日産との違いは「赤字の中身」にある。ホンダに期待できる点、注意すべき点、投資するなら何を確認すべきかを丁寧に整理する
はじめに
ホンダが巨額赤字になった、というニュースを見て、不安になった投資家はかなり多いと思います。
ホンダは日本を代表する自動車メーカーであり、四輪だけでなく二輪でも世界的に強い存在感を持っています。
そのホンダが、2026年3月期に4143億円の営業赤字、4239億円の最終赤字を計上しました。
AP通信は、ホンダが1957年に上場して以来で初の通期赤字になったと報じています。これは数字の大きさだけでなく、会社の歴史的にもかなり重い出来事です。
ただし、ここでいきなり
「ホンダは危ない」
「日産と同じように深刻なのでは」
と考えるのは早いです。
今回のホンダの赤字は、見出しのインパクトに対して、中身をかなり丁寧に分けて見ないと本質を取り違えます。

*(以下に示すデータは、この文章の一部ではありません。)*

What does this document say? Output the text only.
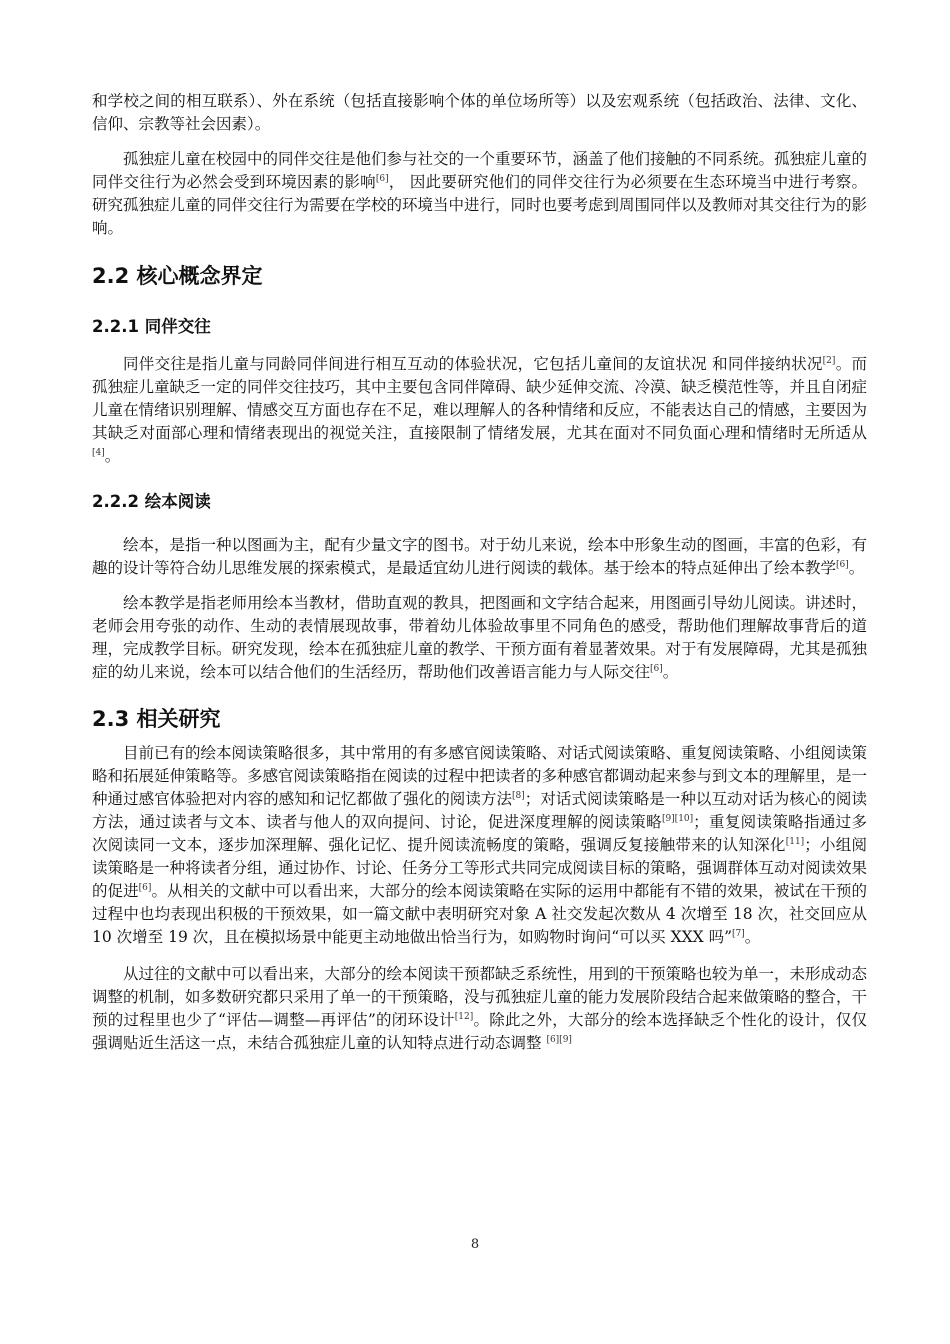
和学校之间的相互联系）、外在系统（包括直接影响个体的单位场所等）以及宏观系统（包括政治、法律、文化、信仰、宗教等社会因素）。

孤独症儿童在校园中的同伴交往是他们参与社交的一个重要环节，涵盖了他们接触的不同系统。孤独症儿童的同伴交往行为必然会受到环境因素的影响[6]， 因此要研究他们的同伴交往行为必须要在生态环境当中进行考察。研究孤独症儿童的同伴交往行为需要在学校的环境当中进行，同时也要考虑到周围同伴以及教师对其交往行为的影响。

2.2 核心概念界定
2.2.1 同伴交往

同伴交往是指儿童与同龄同伴间进行相互互动的体验状况，它包括儿童间的友谊状况 和同伴接纳状况[2]。而孤独症儿童缺乏一定的同伴交往技巧，其中主要包含同伴障碍、缺少延伸交流、冷漠、缺乏模范性等，并且自闭症儿童在情绪识别理解、情感交互方面也存在不足，难以理解人的各种情绪和反应，不能表达自己的情感，主要因为其缺乏对面部心理和情绪表现出的视觉关注，直接限制了情绪发展，尤其在面对不同负面心理和情绪时无所适从[4]。

2.2.2 绘本阅读

绘本，是指一种以图画为主，配有少量文字的图书。对于幼儿来说，绘本中形象生动的图画，丰富的色彩，有趣的设计等符合幼儿思维发展的探索模式，是最适宜幼儿进行阅读的载体。基于绘本的特点延伸出了绘本教学[6]。

绘本教学是指老师用绘本当教材，借助直观的教具，把图画和文字结合起来，用图画引导幼儿阅读。讲述时，老师会用夸张的动作、生动的表情展现故事，带着幼儿体验故事里不同角色的感受，帮助他们理解故事背后的道理，完成教学目标。研究发现，绘本在孤独症儿童的教学、干预方面有着显著效果。对于有发展障碍，尤其是孤独症的幼儿来说，绘本可以结合他们的生活经历，帮助他们改善语言能力与人际交往[6]。

2.3 相关研究

目前已有的绘本阅读策略很多，其中常用的有多感官阅读策略、对话式阅读策略、重复阅读策略、小组阅读策略和拓展延伸策略等。多感官阅读策略指在阅读的过程中把读者的多种感官都调动起来参与到文本的理解里，是一种通过感官体验把对内容的感知和记忆都做了强化的阅读方法[8]；对话式阅读策略是一种以互动对话为核心的阅读方法，通过读者与文本、读者与他人的双向提问、讨论，促进深度理解的阅读策略[9][10]；重复阅读策略指通过多次阅读同一文本，逐步加深理解、强化记忆、提升阅读流畅度的策略，强调反复接触带来的认知深化[11]；小组阅读策略是一种将读者分组，通过协作、讨论、任务分工等形式共同完成阅读目标的策略，强调群体互动对阅读效果的促进[6]。从相关的文献中可以看出来，大部分的绘本阅读策略在实际的运用中都能有不错的效果，被试在干预的过程中也均表现出积极的干预效果，如一篇文献中表明研究对象 A 社交发起次数从 4 次增至 18 次，社交回应从 10 次增至 19 次，且在模拟场景中能更主动地做出恰当行为，如购物时询问“可以买 XXX 吗”[7]。

从过往的文献中可以看出来，大部分的绘本阅读干预都缺乏系统性，用到的干预策略也较为单一，未形成动态调整的机制，如多数研究都只采用了单一的干预策略，没与孤独症儿童的能力发展阶段结合起来做策略的整合，干预的过程里也少了“评估—调整—再评估”的闭环设计[12]。除此之外，大部分的绘本选择缺乏个性化的设计，仅仅强调贴近生活这一点，未结合孤独症儿童的认知特点进行动态调整 [6][9]

8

というのも、ホンダの赤字のかなり大きな部分は、EV事業の見直しに伴う巨額の損失処理だからです。
ホンダの決算説明資料では、2026年3月期のEV関連損失は合計1兆5778億円に達し、そのうち営業利益ベースでのマイナスが1兆4536億円、さらに第4四半期だけで北米EVモデルに関する追加損失が1兆3106億円発生したと説明されています。つまり今回の営業赤字は、「今の日々の商売がそのまま4143億円の赤字だった」というより、将来前提を見直して一気に費用を計上した結果の赤字という性格がかなり強いです。
一方で、だから安心とも言い切れません。
なぜなら、その巨額損失が必要になった背景には、EV市場の拡大が想定より遅いこと、米国での政策支援後退、中国を含む競争環境の激化、そしてホンダのEV戦略そのものの現実修正があるからです。

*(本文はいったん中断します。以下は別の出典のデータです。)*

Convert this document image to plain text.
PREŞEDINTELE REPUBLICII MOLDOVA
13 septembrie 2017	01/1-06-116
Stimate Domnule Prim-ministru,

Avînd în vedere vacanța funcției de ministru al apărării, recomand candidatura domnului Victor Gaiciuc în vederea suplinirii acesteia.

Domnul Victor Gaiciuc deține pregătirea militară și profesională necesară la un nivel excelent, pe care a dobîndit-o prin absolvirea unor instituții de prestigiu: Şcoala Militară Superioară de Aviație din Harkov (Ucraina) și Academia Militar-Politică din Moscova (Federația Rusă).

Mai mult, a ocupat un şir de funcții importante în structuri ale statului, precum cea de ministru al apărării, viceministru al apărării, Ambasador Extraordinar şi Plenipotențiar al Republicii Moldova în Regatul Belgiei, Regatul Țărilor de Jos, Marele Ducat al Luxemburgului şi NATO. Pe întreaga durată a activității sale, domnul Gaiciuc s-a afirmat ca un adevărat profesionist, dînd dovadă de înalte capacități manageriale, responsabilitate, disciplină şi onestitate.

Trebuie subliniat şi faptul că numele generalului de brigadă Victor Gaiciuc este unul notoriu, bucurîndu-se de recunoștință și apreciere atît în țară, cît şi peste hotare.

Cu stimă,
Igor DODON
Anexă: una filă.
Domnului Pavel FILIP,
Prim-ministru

Reutersは、ホンダが2030年時点のEV比率目標を30%から20%へ引き下げ、カナダの大型EV・電池プロジェクトを無期限凍結したと報じています。
つまり、今回の赤字は会計上は一時的でも、その原因はかなり構造的です。
この点が、日産との比較でも重要になります。
日産も再建のための費用や赤字を抱えていますが、日産はより明確に販売不振、固定費の重さ、工場と人員の過剰が前面に出ています。
一方のホンダは、もちろん本業側の逆風もありますが、今回の大赤字の中心はEV戦略の前倒し損失処理です。
つまり、同じ「巨額赤字」でも、ホンダは“戦略修正型の赤字”の色が濃く、日産は“事業再建型の赤字”の色が強いと考えると整理しやすいです。
この違いは投資家にとってかなり重要です。
では、投資家はホンダをどう見るべきでしょうか。
今回の赤字でホンダは終わりなのか。
それとも、むしろ一度大きな痛みを出したことで、次のフェーズへ進みやすくなったのか。
投資対象として考えるなら、何を確認すればよいのか。
この記事では、
ホンダの巨額赤字の中身
ホンダと日産の違い
ホンダに期待できる点
ホンダで注意すべき点
投資するなら何がどうなってからがよいのか
を、投資家目線でできるだけ具体的に解説します。
結論を先に言えば、ホンダは今、**日産のような典型的な再建株として見るより、「EV戦略を大きく修正したうえで、本業の稼ぐ力を再確認すべき局面にある会社」**として見るのが自然です。
投資家としては、赤字の大きさだけで悲観するより、EV損失を除いた本業の収益力、二輪・ハイブリッドの競争力、新しい戦略の実効性を見極めることが重要です。
その意味でホンダは、「今すぐ無条件で安心して買える優良株」ではないものの、「条件がそろえば十分に再評価され得る銘柄」でもあります。
第1章 まず、ホンダに何が起きたのかをわかりやすく解説
最初に、事実関係をきちんと整理します。
ホンダは2026年3月期決算で、売上収益2兆1796億円、営業損失4143億円、親会社の所有者に帰属する当期損失4239億円を計上しました。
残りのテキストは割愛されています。